2018年3月25日、ルカによる福音書19:41~48「イエスの涙」
イエスがエルサレムに入城されると聞いた人々は、遂にイスラエルがローマの支配下から解放される時が来たと考えて大歓迎しました(37~38節)。それと対照的にイエスは「いよいよ都の近くにきて、それが見えたとき、そのために泣」かれました。エルサレムは神との「平和をもたらす道を知」らないから、否、知ろうとしないからです。生まれながらの人間は皆、罪のため神と敵対関係にあり、「神の怒りを、自分の身に積んでいる」存在です(ローマ2:5)。「キリストは、時いたって、不信心な者たちのために死んで」(ローマ5:6)、救いの道を開くためにエルサレムに入城されたのです。イエスは、神との「平和をもたらす道」そのものであるのに(ヨハネ14:6)、人々は誤解したり拒絶したりしました。そんなかたくなな心に対してイエスは涙されたのです。
さらにイエスは、エルサレムが包囲攻撃されて徹底的に破壊されることを予告されました(70年のローマ軍侵攻により実現)。

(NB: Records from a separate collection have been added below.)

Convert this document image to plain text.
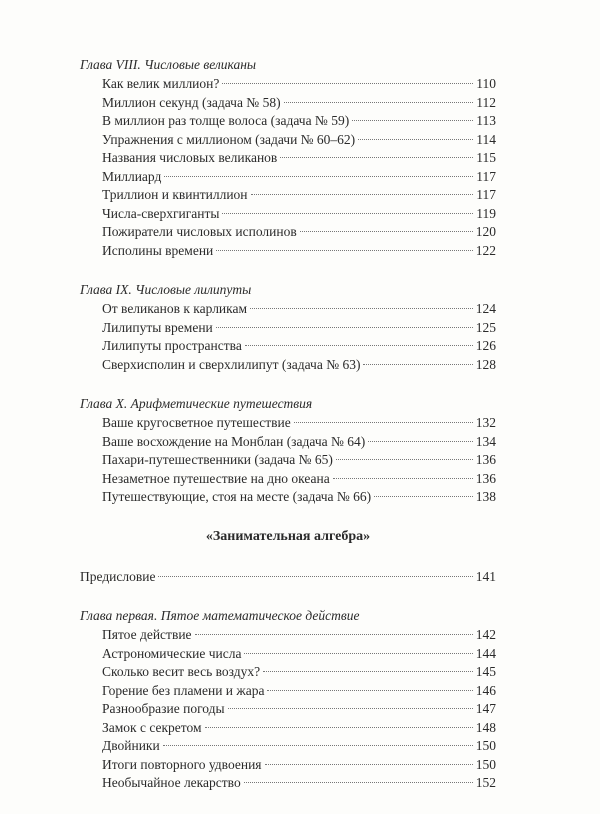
Глава VIII. Числовые великаны
Как велик миллион?	110
Миллион секунд (задача № 58)	112
В миллион раз толще волоса (задача № 59)	113
Упражнения с миллионом (задачи № 60–62)	114
Названия числовых великанов	115
Миллиард	117
Триллион и квинтиллион	117
Числа-сверхгиганты	119
Пожиратели числовых исполинов	120
Исполины времени	122
Глава IX. Числовые лилипуты
От великанов к карликам	124
Лилипуты времени	125
Лилипуты пространства	126
Сверхисполин и сверхлилипут (задача № 63)	128
Глава X. Арифметические путешествия
Ваше кругосветное путешествие	132
Ваше восхождение на Монблан (задача № 64)	134
Пахари-путешественники (задача № 65)	136
Незаметное путешествие на дно океана	136
Путешествующие, стоя на месте (задача № 66)	138
«Занимательная алгебра»
Предисловие	141
Глава первая. Пятое математическое действие
Пятое действие	142
Астрономические числа	144
Сколько весит весь воздух?	145
Горение без пламени и жара	146
Разнообразие погоды	147
Замок с секретом	148
Двойники	150
Итоги повторного удвоения	150
Необычайное лекарство	152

エルサレムに臨もうとしている悲惨な未来のゆえにイエスは涙されたのです。「自業自得、自己責任」と切り捨てられても仕方ないエルサレムでしたが、イエスはエルサレムのために涙されました。否、そのようなエルサレムだからこそ、「いよいよ都の近くにきて、それが見えたとき、そのために泣いて言われた」のです。パウロも「キリストの十字架に敵対して歩いている者が多いから…涙を流して語」りました(ピリピ3:18)。
あなたの日々の歩みは、イエスの喜びの対象でしょうか、それとも涙の対象でしょうか。イエスの涙を無にして永遠に後悔することのないよう、信仰の決断を今しましょう。人々のために泣くイエスやパウロの涙を与えていただいて福音を証しする者とされましょう。